As a very wise person once observed, men can be so squeamish. That's why we call our iteration of this perennial CBT favourite "Pleasure Gates", instead of the more usual "Gates of Hell". That and the fact that the device is actually far more pleasurable than hellish.
Sure, it's really tight and constrictive. Yes, you will be engorged to the brink of painfulness. Yes, your cock will turn a livid purple, crisscrossed with sharp, angry veins. But look on the bright side!
Pleasure and pain are fluid interpretations of sensation, and are highly context dependent. In a positively sexually charged situation the body is awash with freakish chemicals, with really long names. In those circumstances - reasonable to assume if you are wearing a set of Pleasure Gates - the brain processes physical sensations differently. That's why someone who wouldn't hesitate to call your parole officer if you bit their nipples during a team meeting, positively purrs when you do it in the heat of the moment.
Treat yourself to a well lubed oral or manual massage whilst encased in a set of Pleasure Gates, and you'll see. What the primitive commuter brain perceives as an outlandish act of inexplicable self harm is recognised by the more evolutionarily advanced pervert brain as a source of exotic pleasure. The fact that you'll see while being reduced to particles of quivering orgasmic jelly is, of course, a bonus.

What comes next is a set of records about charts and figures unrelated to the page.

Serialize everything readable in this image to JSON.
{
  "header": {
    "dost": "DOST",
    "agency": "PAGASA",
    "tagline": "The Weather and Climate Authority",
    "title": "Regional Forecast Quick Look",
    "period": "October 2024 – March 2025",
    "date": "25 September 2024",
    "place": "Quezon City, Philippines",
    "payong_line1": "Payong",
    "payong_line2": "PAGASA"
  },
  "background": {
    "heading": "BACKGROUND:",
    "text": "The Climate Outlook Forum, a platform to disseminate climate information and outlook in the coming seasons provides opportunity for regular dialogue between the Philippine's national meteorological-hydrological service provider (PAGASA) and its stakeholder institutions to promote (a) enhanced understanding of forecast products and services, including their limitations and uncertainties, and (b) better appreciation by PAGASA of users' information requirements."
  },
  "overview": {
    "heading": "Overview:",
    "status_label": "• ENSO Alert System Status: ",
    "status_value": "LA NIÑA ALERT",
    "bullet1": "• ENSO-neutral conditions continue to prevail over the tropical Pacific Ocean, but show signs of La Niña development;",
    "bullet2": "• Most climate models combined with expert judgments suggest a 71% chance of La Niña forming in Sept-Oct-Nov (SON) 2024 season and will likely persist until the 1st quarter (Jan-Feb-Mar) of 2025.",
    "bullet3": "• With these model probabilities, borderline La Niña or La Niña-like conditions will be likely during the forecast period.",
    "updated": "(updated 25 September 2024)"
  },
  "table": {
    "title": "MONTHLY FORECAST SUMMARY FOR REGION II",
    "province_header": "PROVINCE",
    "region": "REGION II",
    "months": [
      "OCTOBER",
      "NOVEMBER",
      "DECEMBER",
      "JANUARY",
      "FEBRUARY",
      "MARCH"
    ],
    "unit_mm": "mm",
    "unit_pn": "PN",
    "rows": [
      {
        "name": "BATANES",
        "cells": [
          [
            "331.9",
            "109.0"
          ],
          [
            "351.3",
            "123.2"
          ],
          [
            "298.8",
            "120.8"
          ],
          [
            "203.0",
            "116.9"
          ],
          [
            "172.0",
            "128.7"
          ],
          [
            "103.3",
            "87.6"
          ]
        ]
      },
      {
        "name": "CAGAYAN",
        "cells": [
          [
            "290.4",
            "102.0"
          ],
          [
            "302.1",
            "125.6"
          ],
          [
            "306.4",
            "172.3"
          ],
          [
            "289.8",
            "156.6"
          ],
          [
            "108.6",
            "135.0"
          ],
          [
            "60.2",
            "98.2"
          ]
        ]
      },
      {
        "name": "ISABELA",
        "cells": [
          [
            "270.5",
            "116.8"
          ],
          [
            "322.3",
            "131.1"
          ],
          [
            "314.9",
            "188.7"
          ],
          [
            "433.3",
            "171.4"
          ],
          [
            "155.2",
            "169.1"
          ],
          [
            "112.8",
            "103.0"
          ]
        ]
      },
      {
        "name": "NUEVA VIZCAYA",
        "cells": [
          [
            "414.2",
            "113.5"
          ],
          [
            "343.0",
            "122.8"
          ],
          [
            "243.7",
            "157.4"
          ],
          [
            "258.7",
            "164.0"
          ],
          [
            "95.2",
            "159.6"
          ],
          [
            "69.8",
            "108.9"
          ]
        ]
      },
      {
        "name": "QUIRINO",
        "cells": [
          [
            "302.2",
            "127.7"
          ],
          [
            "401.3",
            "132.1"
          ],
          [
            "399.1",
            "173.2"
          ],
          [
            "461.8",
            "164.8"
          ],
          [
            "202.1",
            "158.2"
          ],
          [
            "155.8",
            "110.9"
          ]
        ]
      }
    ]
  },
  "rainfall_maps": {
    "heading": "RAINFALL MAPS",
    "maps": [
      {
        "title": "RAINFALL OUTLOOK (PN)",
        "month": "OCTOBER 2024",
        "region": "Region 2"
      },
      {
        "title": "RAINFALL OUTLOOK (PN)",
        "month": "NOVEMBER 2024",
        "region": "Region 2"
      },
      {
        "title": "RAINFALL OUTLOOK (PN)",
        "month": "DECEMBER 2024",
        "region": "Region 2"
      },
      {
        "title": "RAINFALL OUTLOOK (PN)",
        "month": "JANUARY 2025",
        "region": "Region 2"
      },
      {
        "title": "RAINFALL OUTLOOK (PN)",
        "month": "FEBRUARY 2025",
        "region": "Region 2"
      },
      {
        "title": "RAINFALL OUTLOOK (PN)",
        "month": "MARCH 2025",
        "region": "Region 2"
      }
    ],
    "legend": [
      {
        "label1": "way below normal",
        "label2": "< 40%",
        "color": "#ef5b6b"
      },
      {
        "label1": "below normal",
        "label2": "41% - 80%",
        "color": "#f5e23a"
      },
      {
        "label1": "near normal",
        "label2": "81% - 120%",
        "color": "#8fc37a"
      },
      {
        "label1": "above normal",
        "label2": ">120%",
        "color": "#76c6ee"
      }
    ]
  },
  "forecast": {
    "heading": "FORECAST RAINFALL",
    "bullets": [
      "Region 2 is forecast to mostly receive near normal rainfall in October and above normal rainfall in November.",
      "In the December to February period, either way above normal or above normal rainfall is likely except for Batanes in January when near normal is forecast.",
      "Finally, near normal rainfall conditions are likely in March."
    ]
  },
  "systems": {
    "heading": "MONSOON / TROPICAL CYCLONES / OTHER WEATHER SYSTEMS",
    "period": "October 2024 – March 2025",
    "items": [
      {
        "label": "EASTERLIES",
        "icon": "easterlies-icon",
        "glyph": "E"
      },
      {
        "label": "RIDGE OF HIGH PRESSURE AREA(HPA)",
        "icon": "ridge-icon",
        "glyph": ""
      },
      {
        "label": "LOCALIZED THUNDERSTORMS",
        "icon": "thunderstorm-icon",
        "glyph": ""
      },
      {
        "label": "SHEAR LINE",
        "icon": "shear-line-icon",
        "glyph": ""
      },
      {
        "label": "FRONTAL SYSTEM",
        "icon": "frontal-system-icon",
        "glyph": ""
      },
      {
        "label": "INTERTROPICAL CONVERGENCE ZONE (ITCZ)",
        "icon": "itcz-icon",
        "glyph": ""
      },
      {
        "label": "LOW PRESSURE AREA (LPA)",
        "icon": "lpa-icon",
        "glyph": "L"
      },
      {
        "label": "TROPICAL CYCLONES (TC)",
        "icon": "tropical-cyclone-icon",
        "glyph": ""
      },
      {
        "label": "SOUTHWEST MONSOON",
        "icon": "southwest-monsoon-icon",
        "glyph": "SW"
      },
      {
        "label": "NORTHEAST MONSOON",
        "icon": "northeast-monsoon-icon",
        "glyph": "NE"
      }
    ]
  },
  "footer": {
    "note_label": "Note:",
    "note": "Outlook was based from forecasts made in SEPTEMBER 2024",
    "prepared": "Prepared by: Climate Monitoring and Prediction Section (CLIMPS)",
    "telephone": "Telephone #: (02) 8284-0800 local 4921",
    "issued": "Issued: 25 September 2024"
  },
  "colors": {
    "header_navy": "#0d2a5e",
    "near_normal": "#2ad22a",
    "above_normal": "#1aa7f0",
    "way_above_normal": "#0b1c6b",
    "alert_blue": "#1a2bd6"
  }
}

For the nuts and bolts of strapping on a set of Pleasure Gates, we need to return to the meat and two veg metaphor. First, the Brussels sprouts go through the large ring. The soft, but soon to be mighty, knackwurst follows them through and continues on through the smaller rings. A bit of lube in the right place is always helpful in this situation. I've pitched this blurb mostly for the newbies, the sceptics and the nervous, for the very good reason that those who know, know, and don't need the Gates explained. Remember, Pleasure Gates have to go on while soft, otherwise they will not go on at all. Yes, it is a squeeze, that's the point. No, you are almost certainly not too big. Please don't try to use them for penetrative sex, that's not going to work.
And we do recommend, if you are new to this item, that you consider the rubber version!